Australia pours cold water on citizenship bid for refugee footballer

The Department of Home Affairs has poured cold water on a pitch to have citizenship granted on Australian-based refugee footballer Hakeem al-Araibi, in a bid to help free him from a Thai jail where he awaits deportation to Bahrain.

Lawyers for Al-Araibi, supported by the Gulf Institute for Democracy and Human Rights (GIDHR), lodged an appeal with Peter Dutton this week, seeking his intervention on Al-Araibi’s case.

They argued giving Al-Araibi citizenship would bolster his chances of being returned to Australia instead of deported to Bahrain – the country he fled and was granted refugee status from.

“This request requires emergency government intervention and marks Australia’s stance on protecting legitimate refugees,” said lawyer Latifa al-Haouli.

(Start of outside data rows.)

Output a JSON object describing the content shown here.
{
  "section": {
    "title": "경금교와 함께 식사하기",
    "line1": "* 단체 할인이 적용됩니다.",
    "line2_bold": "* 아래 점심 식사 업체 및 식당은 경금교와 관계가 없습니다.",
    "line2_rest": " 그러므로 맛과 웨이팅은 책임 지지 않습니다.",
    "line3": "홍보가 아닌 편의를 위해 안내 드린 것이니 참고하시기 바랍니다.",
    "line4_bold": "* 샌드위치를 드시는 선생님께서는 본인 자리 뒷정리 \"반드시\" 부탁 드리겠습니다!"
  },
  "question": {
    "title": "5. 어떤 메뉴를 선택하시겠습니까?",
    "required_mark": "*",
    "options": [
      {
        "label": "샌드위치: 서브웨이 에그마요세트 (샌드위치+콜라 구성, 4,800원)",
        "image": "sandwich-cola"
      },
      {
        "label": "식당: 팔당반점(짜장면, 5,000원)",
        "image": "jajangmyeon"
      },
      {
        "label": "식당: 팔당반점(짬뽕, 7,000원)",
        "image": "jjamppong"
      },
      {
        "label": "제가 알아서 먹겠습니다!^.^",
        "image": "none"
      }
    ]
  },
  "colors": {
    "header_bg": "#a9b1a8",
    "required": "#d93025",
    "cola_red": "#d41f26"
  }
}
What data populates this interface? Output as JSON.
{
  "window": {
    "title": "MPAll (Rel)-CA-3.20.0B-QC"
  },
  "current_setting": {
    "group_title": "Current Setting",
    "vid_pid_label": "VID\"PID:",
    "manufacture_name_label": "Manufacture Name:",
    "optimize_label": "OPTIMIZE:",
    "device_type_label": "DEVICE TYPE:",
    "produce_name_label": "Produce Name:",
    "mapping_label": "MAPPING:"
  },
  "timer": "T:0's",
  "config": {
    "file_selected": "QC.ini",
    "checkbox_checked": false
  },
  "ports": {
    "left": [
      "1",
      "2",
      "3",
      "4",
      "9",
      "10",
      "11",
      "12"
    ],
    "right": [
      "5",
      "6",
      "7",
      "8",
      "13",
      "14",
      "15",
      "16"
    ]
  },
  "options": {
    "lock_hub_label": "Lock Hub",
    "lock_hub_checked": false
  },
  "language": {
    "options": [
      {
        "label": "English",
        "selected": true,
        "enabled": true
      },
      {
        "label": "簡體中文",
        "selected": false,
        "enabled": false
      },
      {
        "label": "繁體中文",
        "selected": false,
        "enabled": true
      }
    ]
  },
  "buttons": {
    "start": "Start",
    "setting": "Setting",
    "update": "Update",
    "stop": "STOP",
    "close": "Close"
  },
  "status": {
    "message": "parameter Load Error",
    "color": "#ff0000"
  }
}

“This is a matter of national interest, far exceeding the criteria of public interest used to assess ministerial interventions.”

The Department of Foreign Affairs and Trade, which began assisting Al-Araibi almost immediately upon his detention through consular staff in Bangkok, was limited in what it could provide or demand because he is not a citizen.

However the Department of Home Affairs said on Wednesday the minister did not have the power to automatically grant citizenship.

“All persons applying for Australian citizenship must meet the legal requirements under the Australian Citizenship Act 2007 in order to be granted citizenship,” it said.

“Neither the minister, nor the department have the power to waive any of the legal requirements in the Australian Citizenship Act 2007.”

Al-Araibi’s supporters argue the act allows ministerial discretion.

“We urge the Australian government, especially the minister of home affairs, Mr Peter Dutton, to grant Hakeem al-Araibi the Australian citizenship attempting to save his life from the imminent danger he will face if deported to Bahrain,” said GIDHR spokeswoman Fatima Yazbek.

“Bahraini prisons lack the minimum standards of prisoners’ rights, and the political prisoners are suffering from miserable conditions and lack of their basic rights.”

Al-Araibi was arrested on arrival in Bangkok three weeks ago on an Interpol red notice which has since been withdrawn.